Pero ganó la nominación porque los líderes del partido se unieron, desesperados, en torno a alguien que pensaban que podía vencer a Trump.
Era el tío Joe, fiable y conocido, y no un socialista cascarrabias de Vermont.
Cuatro años después, cuando Biden renunció a soñar con la reelección, su partido volvió a desaprovechar la oportunidad de aclarar cuál era su postura, limitándose a ceder el testigo a la mano tendida más cercana.
“Ella no había pasado los cuatro años anteriores ejercitándose, participando en entrevistas duras y enfrentándose a votantes que podrían inclinarse a ver con escepticismo a una elegante mujer de San Francisco”, escriben Tapper y Thompson sobre Harris.
“Nunca hizo el trabajo de borrar las posiciones de extrema izquierda que había adoptado para ganar la nominación en 2020”.
Como dicen Allen y Parnes, Harris carecía de “una causa central para su candidatura”.
En cambio, su campaña giró en torno a los riesgos que planteaba Trump: “No vamos a volver atrás”.
Los estadounidenses saben ahora lo que es volver a un gobierno de Trump, pero es menos evidente lo que piensan de su oposición demócrata.
La victoria de Biden en 2020 permitió a los demócratas ocultar sus diferencias, y su implosión en 2024 les permite hacerlo de nuevo.

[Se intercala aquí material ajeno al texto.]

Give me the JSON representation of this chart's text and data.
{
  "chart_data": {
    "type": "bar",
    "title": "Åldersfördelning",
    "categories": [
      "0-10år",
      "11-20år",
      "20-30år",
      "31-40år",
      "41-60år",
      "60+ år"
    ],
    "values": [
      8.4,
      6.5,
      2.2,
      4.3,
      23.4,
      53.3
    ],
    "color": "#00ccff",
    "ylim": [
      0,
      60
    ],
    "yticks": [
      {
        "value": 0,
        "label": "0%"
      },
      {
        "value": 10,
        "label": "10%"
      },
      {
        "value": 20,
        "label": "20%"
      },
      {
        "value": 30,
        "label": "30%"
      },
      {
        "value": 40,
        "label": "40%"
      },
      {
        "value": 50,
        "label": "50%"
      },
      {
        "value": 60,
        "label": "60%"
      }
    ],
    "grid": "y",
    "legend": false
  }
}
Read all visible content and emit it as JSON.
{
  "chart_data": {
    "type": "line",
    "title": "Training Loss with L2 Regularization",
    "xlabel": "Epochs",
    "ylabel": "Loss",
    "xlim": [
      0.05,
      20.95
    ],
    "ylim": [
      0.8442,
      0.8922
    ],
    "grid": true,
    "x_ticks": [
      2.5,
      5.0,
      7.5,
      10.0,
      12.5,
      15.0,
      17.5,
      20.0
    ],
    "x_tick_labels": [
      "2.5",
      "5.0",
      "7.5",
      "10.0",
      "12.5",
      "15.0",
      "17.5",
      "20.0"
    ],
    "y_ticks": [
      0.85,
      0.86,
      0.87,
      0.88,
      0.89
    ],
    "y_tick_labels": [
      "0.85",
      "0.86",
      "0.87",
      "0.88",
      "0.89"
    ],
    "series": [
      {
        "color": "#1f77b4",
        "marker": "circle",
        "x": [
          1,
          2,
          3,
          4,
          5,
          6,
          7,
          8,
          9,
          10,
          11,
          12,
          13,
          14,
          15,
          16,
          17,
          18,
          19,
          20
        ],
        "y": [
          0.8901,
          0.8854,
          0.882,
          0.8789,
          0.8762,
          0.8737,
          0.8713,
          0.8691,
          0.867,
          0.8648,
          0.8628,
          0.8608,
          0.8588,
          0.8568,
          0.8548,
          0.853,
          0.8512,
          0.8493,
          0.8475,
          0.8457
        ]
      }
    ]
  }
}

Después de todo, es más fácil encontrar un chivo expiatorio que una identidad.
Pero la autodefinición es un reto crítico para un partido que debe ofrecer algo más que un ferviente anti-Trumpismo, por muy crucial que se sienta hoy la resistencia.
La pregunta vital a la que se enfrenta el partido de Biden no es sobre el expresidente.